We put some additional spam filtering servers online yesterday, and we figured we’d bump up to Red Hat ES4 (Linux 2.6.9-patched). We had been running Red Hat ES3 (Linux 2.4.21-patched) for all of our prior spam filtering servers. But the performance on these new ES4 servers sucked under a high load.
At first I noticed from vmstat that it was swapping a bunch of application memory when it didn’t need to, but I fixed that by: echo 0 > /proc/sys/vm/swappiness
It also seemed that it was swapping our tmpfs partitions when there was plenty of memory, which ES3 didn’t do. But even when turning swapoff entirely and using less than 50% of our RAM, once there were over 100 Postfix smtpd processes receiving mail, the server’s load average sky-rocketed and the server became unresponsive. Our ES3 servers handle the same load all day long with no problem.
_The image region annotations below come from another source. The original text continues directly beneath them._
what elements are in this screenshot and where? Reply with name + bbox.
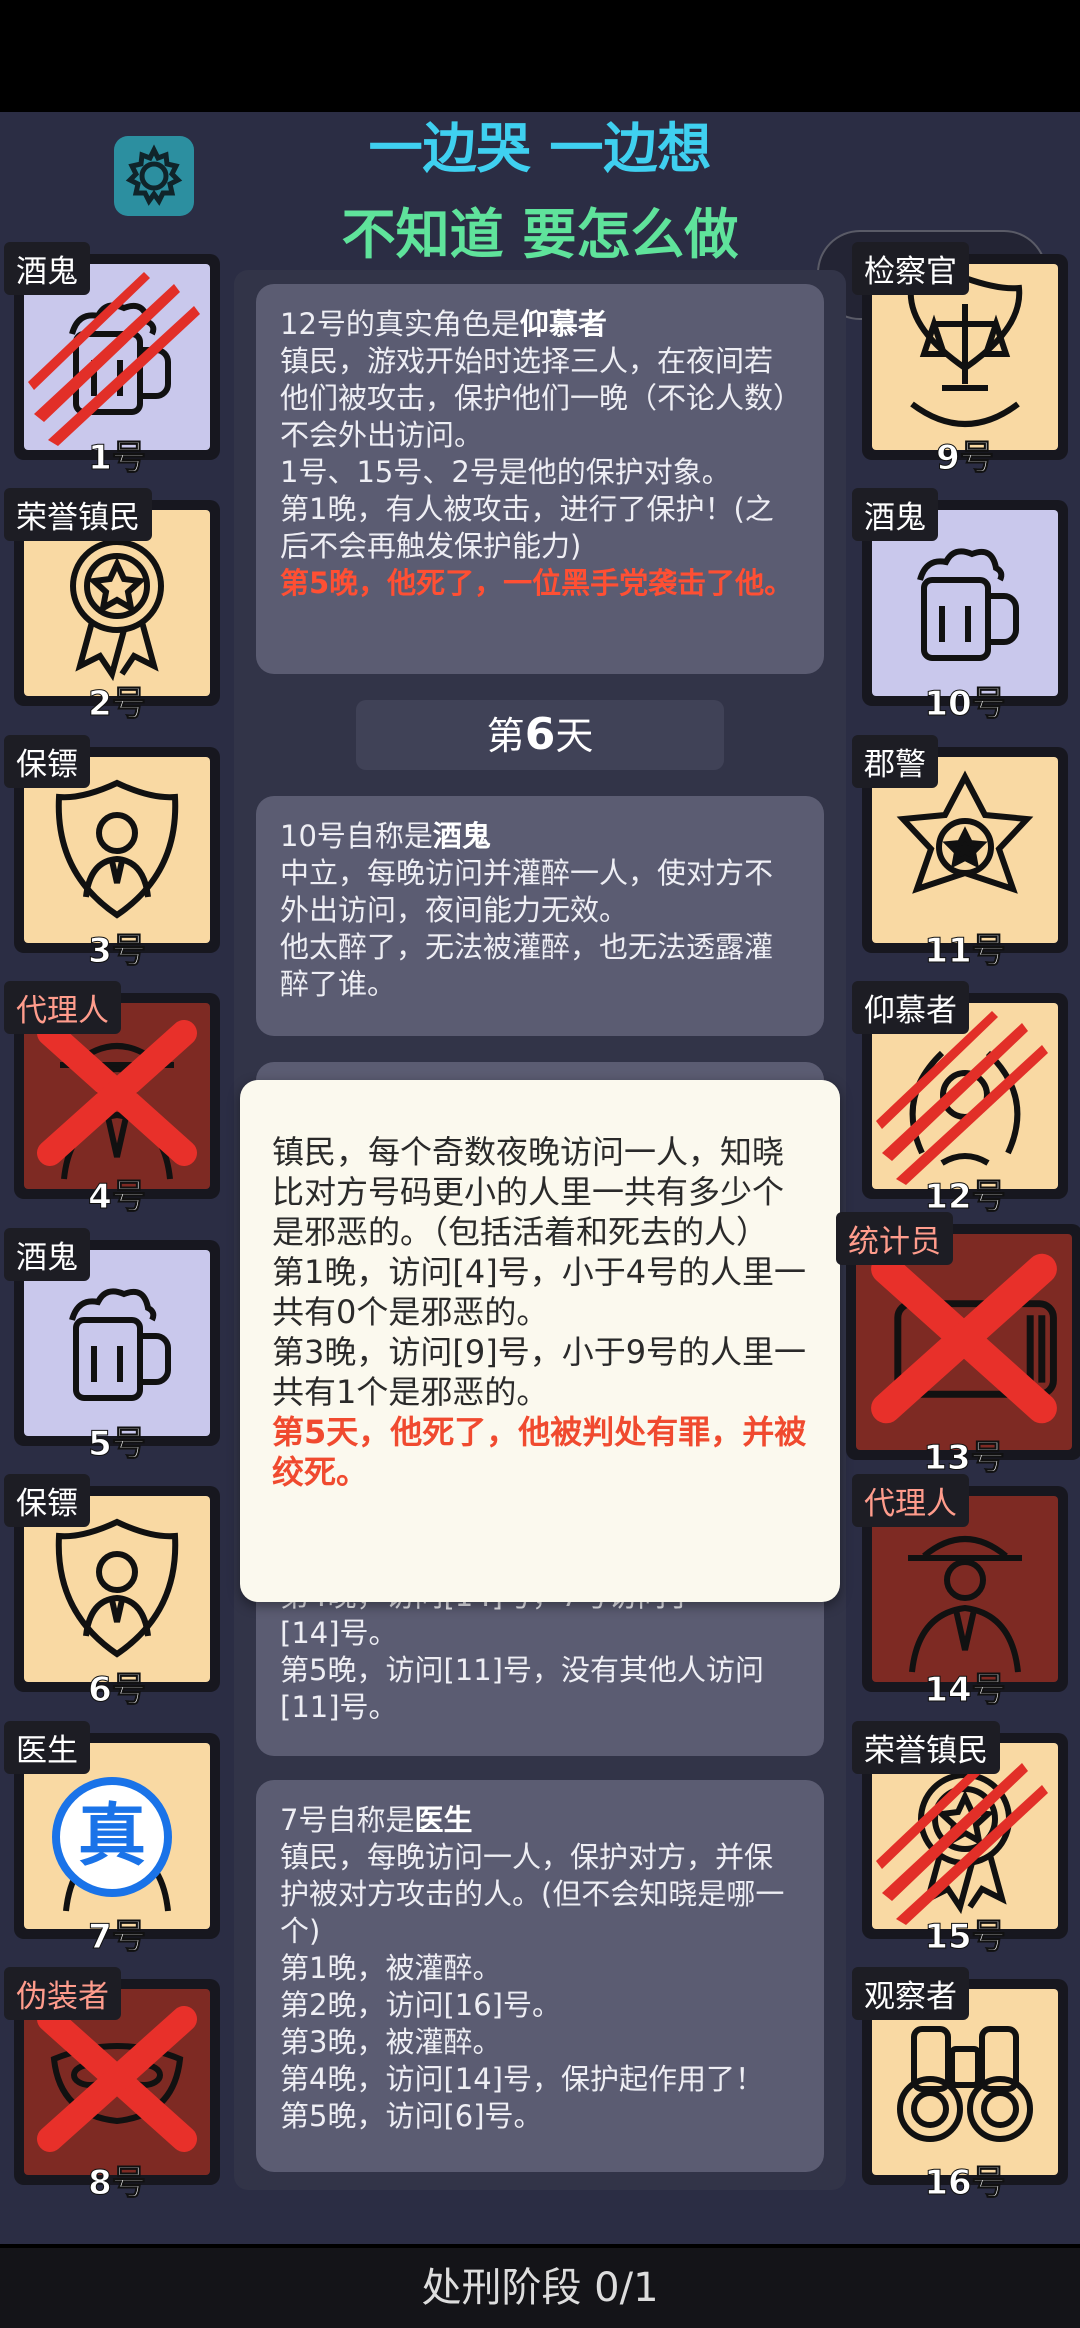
log-line: 第1晚，有人被攻击，进行了保护！(之后不会再触发保护能力) xyxy=(280,492,774,563)
player-number: 8号 xyxy=(88,2163,147,2204)
player-role-label: 统计员 xyxy=(836,1212,953,1265)
player-role-label: 保镖 xyxy=(4,1474,90,1527)
log-line: 第1晚，被灌醉。 xyxy=(280,1951,502,1985)
player-number: 7号 xyxy=(88,1917,147,1958)
day-divider: 第6天 xyxy=(356,700,724,770)
log-line: 镇民，游戏开始时选择三人，在夜间若他们被攻击，保护他们一晚（不论人数）不会外出访… xyxy=(280,344,788,452)
player-card[interactable]: 荣誉镇民 15号 xyxy=(852,1721,1068,1958)
player-number: 4号 xyxy=(88,1177,147,1218)
player-card[interactable]: 伪装者 8号 xyxy=(4,1967,220,2204)
gear-icon xyxy=(125,144,183,206)
player-role-label: 代理人 xyxy=(4,981,121,1034)
player-number: 5号 xyxy=(88,1424,147,1465)
player-number: 13号 xyxy=(923,1438,1005,1479)
player-number: 10号 xyxy=(924,684,1006,725)
log-role: 仰慕者 xyxy=(519,307,607,341)
log-card-player-7: 7号自称是医生 镇民，每晚访问一人，保护对方，并保护被对方攻击的人。(但不会知晓… xyxy=(256,1780,824,2172)
player-role-label: 伪装者 xyxy=(4,1967,121,2020)
day-suffix: 天 xyxy=(555,714,594,758)
player-role-label: 荣誉镇民 xyxy=(852,1721,1000,1774)
player-card[interactable]: 统计员 13号 xyxy=(836,1212,1080,1479)
player-number: 6号 xyxy=(88,1670,147,1711)
player-card[interactable]: 酒鬼 10号 xyxy=(852,488,1068,725)
player-role-label: 郡警 xyxy=(852,735,938,788)
player-card[interactable]: 代理人 14号 xyxy=(852,1474,1068,1711)
log-line: 他太醉了，无法被灌醉，也无法透露灌醉了谁。 xyxy=(280,930,774,1001)
player-role-label: 酒鬼 xyxy=(4,1228,90,1281)
log-line: 第3晚，被灌醉。 xyxy=(280,2025,502,2059)
popup-death-note: 第5天，他死了，他被判处有罪，并被绞死。 xyxy=(272,1413,807,1491)
log-line: 第4晚，访问[14]号，保护起作用了！ xyxy=(280,2062,764,2096)
player-number: 3号 xyxy=(88,931,147,972)
settings-button[interactable] xyxy=(114,136,194,216)
player-role-label: 酒鬼 xyxy=(852,488,938,541)
player-number: 15号 xyxy=(924,1917,1006,1958)
log-line: 镇民，每晚访问一人，保护对方，并保护被对方攻击的人。(但不会知晓是哪一个) xyxy=(280,1840,785,1948)
log-card-player-12: 12号的真实角色是仰慕者 镇民，游戏开始时选择三人，在夜间若他们被攻击，保护他们… xyxy=(256,284,824,674)
log-death-note: 第5晚，他死了，一位黑手党袭击了他。 xyxy=(280,566,794,600)
player-number: 16号 xyxy=(924,2163,1006,2204)
player-portrait xyxy=(856,1234,1072,1450)
log-line: 第2晚，访问[16]号。 xyxy=(280,1988,561,2022)
cross-mark-icon xyxy=(871,1253,1057,1424)
log-line: 中立，每晚访问并灌醉一人，使对方不外出访问，夜间能力无效。 xyxy=(280,856,774,927)
log-line: 第5晚，访问[6]号。 xyxy=(280,2099,543,2133)
player-card[interactable]: 酒鬼 1号 xyxy=(4,242,220,479)
player-card[interactable]: 保镖 3号 xyxy=(4,735,220,972)
log-line: [14]号。 xyxy=(280,1616,398,1650)
player-number: 1号 xyxy=(88,438,147,479)
player-card[interactable]: 观察者 16号 xyxy=(852,1967,1068,2204)
log-prefix: 7号自称是 xyxy=(280,1803,415,1837)
log-role: 酒鬼 xyxy=(432,819,491,853)
player-card[interactable]: 荣誉镇民 2号 xyxy=(4,488,220,725)
player-card[interactable]: 郡警 11号 xyxy=(852,735,1068,972)
player-card[interactable]: 仰慕者 12号 xyxy=(852,981,1068,1218)
log-card-player-10: 10号自称是酒鬼 中立，每晚访问并灌醉一人，使对方不外出访问，夜间能力无效。 他… xyxy=(256,796,824,1036)
player-number: 14号 xyxy=(924,1670,1006,1711)
log-line: 第5晚，访问[11]号，没有其他人访问[11]号。 xyxy=(280,1653,764,1724)
player-role-label: 荣誉镇民 xyxy=(4,488,152,541)
player-role-label: 观察者 xyxy=(852,1967,969,2020)
execution-phase-label: 处刑阶段 0/1 xyxy=(421,2265,659,2311)
status-bar xyxy=(0,0,1080,112)
log-line: 1号、15号、2号是他的保护对象。 xyxy=(280,455,731,489)
player-number: 9号 xyxy=(936,438,995,479)
player-card[interactable]: 真医生 7号 xyxy=(4,1721,220,1958)
log-prefix: 10号自称是 xyxy=(280,819,433,853)
player-role-label: 酒鬼 xyxy=(4,242,90,295)
true-role-stamp: 真 xyxy=(52,1777,172,1897)
role-info-popup[interactable]: 镇民，每个奇数夜晚访问一人，知晓比对方号码更小的人里一共有多少个是邪恶的。（包括… xyxy=(240,1080,840,1602)
player-role-label: 医生 xyxy=(4,1721,90,1774)
player-card[interactable]: 保镖 6号 xyxy=(4,1474,220,1711)
player-number: 12号 xyxy=(924,1177,1006,1218)
player-number: 2号 xyxy=(88,684,147,725)
player-card[interactable]: 代理人 4号 xyxy=(4,981,220,1218)
popup-line: 镇民，每个奇数夜晚访问一人，知晓比对方号码更小的人里一共有多少个是邪恶的。（包括… xyxy=(272,1133,785,1251)
player-card[interactable]: 酒鬼 5号 xyxy=(4,1228,220,1465)
player-role-label: 保镖 xyxy=(4,735,90,788)
player-role-label: 代理人 xyxy=(852,1474,969,1527)
popup-line: 第3晚，访问[9]号，小于9号的人里一共有1个是邪恶的。 xyxy=(272,1333,807,1411)
player-number: 11号 xyxy=(924,931,1006,972)
player-role-label: 仰慕者 xyxy=(852,981,969,1034)
popup-line: 第1晚，访问[4]号，小于4号的人里一共有0个是邪恶的。 xyxy=(272,1253,807,1331)
log-role: 医生 xyxy=(414,1803,473,1837)
execution-phase-bar[interactable]: 处刑阶段 0/1 xyxy=(0,2244,1080,2328)
day-prefix: 第 xyxy=(486,714,525,758)
log-prefix: 12号的真实角色是 xyxy=(280,307,520,341)
player-role-label: 检察官 xyxy=(852,242,969,295)
player-card[interactable]: 检察官 9号 xyxy=(852,242,1068,479)
day-number: 6 xyxy=(524,709,556,760)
I also noticed from iostat that the ES4 servers did a lot of reads from our root partition, which our ES3 servers do not do. I don’t know why it would do that because we use the exact same drive and config and software versions on both machines. And plus, Postfix and amavisd/spamassassin are supposed to keep all their config data in memory.
The strangeness got stranger when I stopped either amavisd or Postfix. With Postfix accepting incoming mail on port 25 and amavisd stopped, the reads on the root partion vanish. With Postfix’s port 25 blocked (no incoming mail) and amavisd crunching on queued mail, the reads on the root partition vanish. However with both running, there are heavy reads on the root partition… WTF!
Anyways, after spending more than a day on it I just wanted to let you know that ES4 sucks and we have rebuilt these machines using our trusty ES3 image and they are now operating great.